If you were to close your eyes you could still smell the pine, and the light would still be there behind your eyelids. You won't close your eyes, but if you did, you wouldn't miss anything. And if your eyes were closed, you would see the quiet little pulses you generally see with your eyes closed: fading ghosts of the lights you saw when your eyes were open, gradually replaced by drifting fragments of subtly different shades of darkness. If you sat with your eyes closed for several minutes, leaning back against the wall and abandoning yourself to daydream, the shades of darkness would fade into memories of light, and you would dream of the things you had done that morning, and perhaps lose yourself in contemplation of some weighty or pleasant issue that you wanted to think of. And after a time, your contemplation would grow hazy and a bit disjointed, and your thoughts would drift farther afield.
Imagine then that the memories of light behind your eyelids took on their own shape and began to move of their own volition, and you noticed but did not rise to alertness. You stayed as you were, mostly asleep and pleasantly floating in half-dream, and half-watched but did not try to look directly at the moving shapes.

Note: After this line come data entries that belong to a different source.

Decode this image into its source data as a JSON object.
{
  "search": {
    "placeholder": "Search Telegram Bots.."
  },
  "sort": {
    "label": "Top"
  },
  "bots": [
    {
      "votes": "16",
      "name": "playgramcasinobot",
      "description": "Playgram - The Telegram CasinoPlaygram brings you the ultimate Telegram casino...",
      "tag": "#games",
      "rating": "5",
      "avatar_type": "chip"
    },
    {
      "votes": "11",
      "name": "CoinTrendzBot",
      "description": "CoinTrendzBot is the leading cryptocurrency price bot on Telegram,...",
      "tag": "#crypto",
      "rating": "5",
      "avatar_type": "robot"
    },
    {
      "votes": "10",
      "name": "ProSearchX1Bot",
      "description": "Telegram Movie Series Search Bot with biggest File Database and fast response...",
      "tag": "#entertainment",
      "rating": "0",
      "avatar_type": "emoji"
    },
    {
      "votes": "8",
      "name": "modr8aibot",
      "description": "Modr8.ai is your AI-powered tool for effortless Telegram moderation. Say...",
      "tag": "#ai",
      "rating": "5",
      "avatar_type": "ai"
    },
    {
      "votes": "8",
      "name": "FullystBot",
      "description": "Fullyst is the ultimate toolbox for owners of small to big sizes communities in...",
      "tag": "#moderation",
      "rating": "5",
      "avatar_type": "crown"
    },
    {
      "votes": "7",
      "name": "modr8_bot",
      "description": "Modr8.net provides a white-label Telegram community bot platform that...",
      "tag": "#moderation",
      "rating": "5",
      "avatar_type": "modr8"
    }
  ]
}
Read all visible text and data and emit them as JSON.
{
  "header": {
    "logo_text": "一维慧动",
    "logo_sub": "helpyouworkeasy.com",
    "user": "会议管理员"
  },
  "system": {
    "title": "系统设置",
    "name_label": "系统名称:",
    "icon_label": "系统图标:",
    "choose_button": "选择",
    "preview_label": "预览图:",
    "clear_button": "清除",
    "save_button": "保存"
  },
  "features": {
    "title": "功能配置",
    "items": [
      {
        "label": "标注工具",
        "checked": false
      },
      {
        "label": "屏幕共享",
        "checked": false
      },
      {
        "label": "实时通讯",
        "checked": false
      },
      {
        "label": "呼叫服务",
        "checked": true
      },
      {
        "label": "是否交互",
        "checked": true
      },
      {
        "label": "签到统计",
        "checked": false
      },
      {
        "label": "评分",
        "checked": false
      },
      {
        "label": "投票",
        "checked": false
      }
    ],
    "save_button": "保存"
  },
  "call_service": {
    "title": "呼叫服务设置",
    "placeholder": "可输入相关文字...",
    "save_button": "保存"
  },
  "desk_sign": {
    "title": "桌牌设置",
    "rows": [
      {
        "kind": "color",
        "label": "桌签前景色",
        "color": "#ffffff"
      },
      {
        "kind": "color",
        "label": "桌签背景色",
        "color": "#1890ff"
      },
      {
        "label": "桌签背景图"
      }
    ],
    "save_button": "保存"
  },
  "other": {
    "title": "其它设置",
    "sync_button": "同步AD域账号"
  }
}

And so the shapes danced for you, pleasantly, quietly, and you followed them without paying too much attention. As you slid deeper into sleep, they got brighter and brighter, until you could see misty silver shapes. Gradually the shapes got firmer and firmer; soon they were a silvery dragon, with a sinuous neck, a delicate head, a slender lithe body, long strong legs, wide bright wings, and a long winding tail. The dragon's beauty filled your eyes and as you watched more intently it brightened in color from a pale silver to a strong deep violet-blue.
This is your companion-spirit. You have known her since you were born; she has been waiting for you behind your eyelids, and used to come you after you'd stopped paying attention. She is always there now. Once you had reached your full growth as a young woman (for that is what you are) she came to you in a dream and when you opened your eyes she stayed with you.